Julia Clara Catharine Dolores Birk Olsen Hitchens, better known as Dolores Hitchens, was an American mystery novelist who wrote prolifically from 1938 until her death. She also wrote under the pseudonyms D.B. Olsen, Dolan Birkley and Noel Burke.
Hitchens collaborated on five railroad mysteries with her second husband, Bert Hitchens, a railroad detective, and also branched out into other genres in her writing, including Western stories.

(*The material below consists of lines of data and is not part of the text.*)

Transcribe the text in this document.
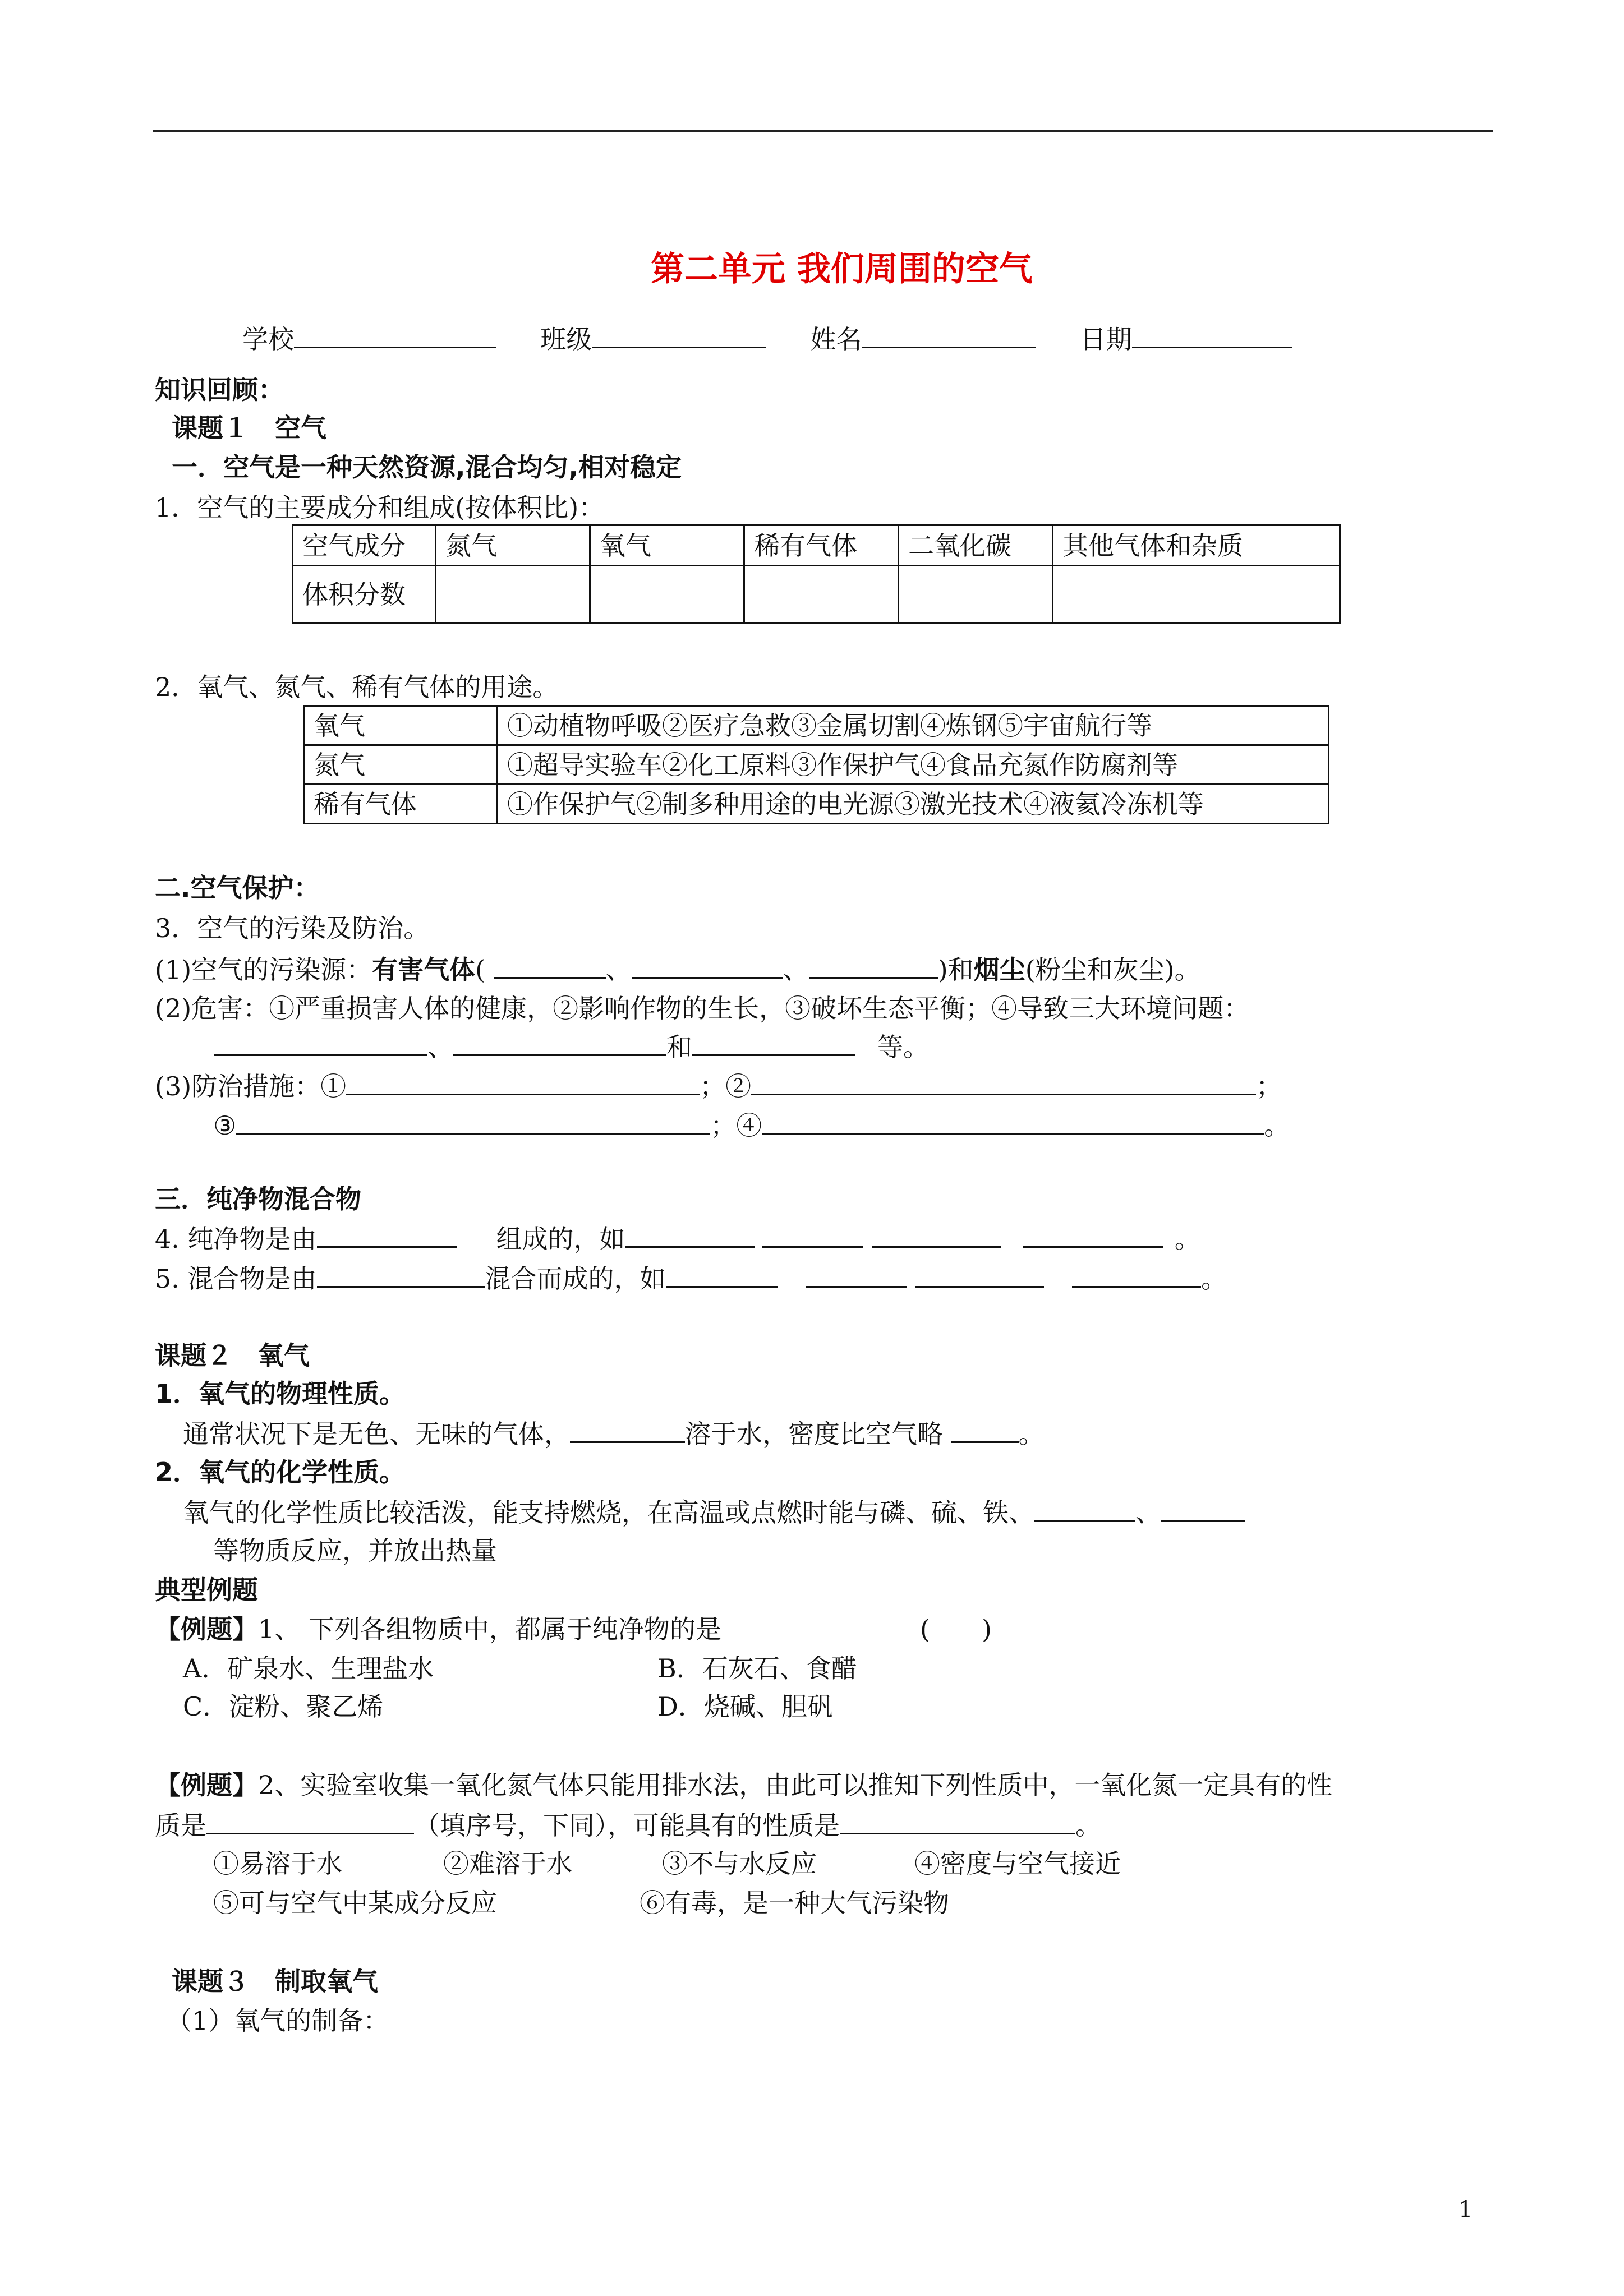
第二单元 我们周围的空气
学校	班级	姓名	日期
知识回顾：
课题１　空气
一．空气是一种天然资源,混合均匀,相对稳定
1．空气的主要成分和组成(按体积比)：
空气成分	氮气	氧气	稀有气体	二氧化碳	其他气体和杂质
体积分数					
2．氧气、氮气、稀有气体的用途。
氧气	①动植物呼吸②医疗急救③金属切割④炼钢⑤宇宙航行等
氮气	①超导实验车②化工原料③作保护气④食品充氮作防腐剂等
稀有气体	①作保护气②制多种用途的电光源③激光技术④液氦冷冻机等
二.空气保护：
3．空气的污染及防治。
(1)空气的污染源：有害气体(	、	、	)和烟尘(粉尘和灰尘)。
(2)危害：①严重损害人体的健康，②影响作物的生长，③破坏生态平衡；④导致三大环境问题：
、	和	等。
(3)防治措施：①	；②	；
③	；④	。
三．纯净物混合物
4. 纯净物是由	组成的，如	。
5. 混合物是由	混合而成的，如	。
课题２　氧气
1．氧气的物理性质。
通常状况下是无色、无味的气体，	溶于水，密度比空气略	。
2．氧气的化学性质。
氧气的化学性质比较活泼，能支持燃烧，在高温或点燃时能与磷、硫、铁、	、
等物质反应，并放出热量
典型例题
【例题】1、 下列各组物质中，都属于纯净物的是	(　　)
A．矿泉水、生理盐水	B．石灰石、食醋
C．淀粉、聚乙烯	D．烧碱、胆矾
【例题】2、实验室收集一氧化氮气体只能用排水法，由此可以推知下列性质中，一氧化氮一定具有的性
质是	（填序号，下同），可能具有的性质是	。
①易溶于水	②难溶于水	③不与水反应	④密度与空气接近
⑤可与空气中某成分反应	⑥有毒，是一种大气污染物
课题３　制取氧气
（1）氧气的制备：
1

Many of her mystery novels centered around a spinster character named Rachel Murdock.
Hitchens wrote Fool's Gold, the 1958 novel adapted by Jean-Luc Godard for his film Bande à part (Band of Outsiders, 1964).
Not bad, not terribly good. Another (the last) in the Hitchens's series about railroad police. This one has some interesting relationships between characters -- a pair of sisters, a cop and one of the sisters, etc.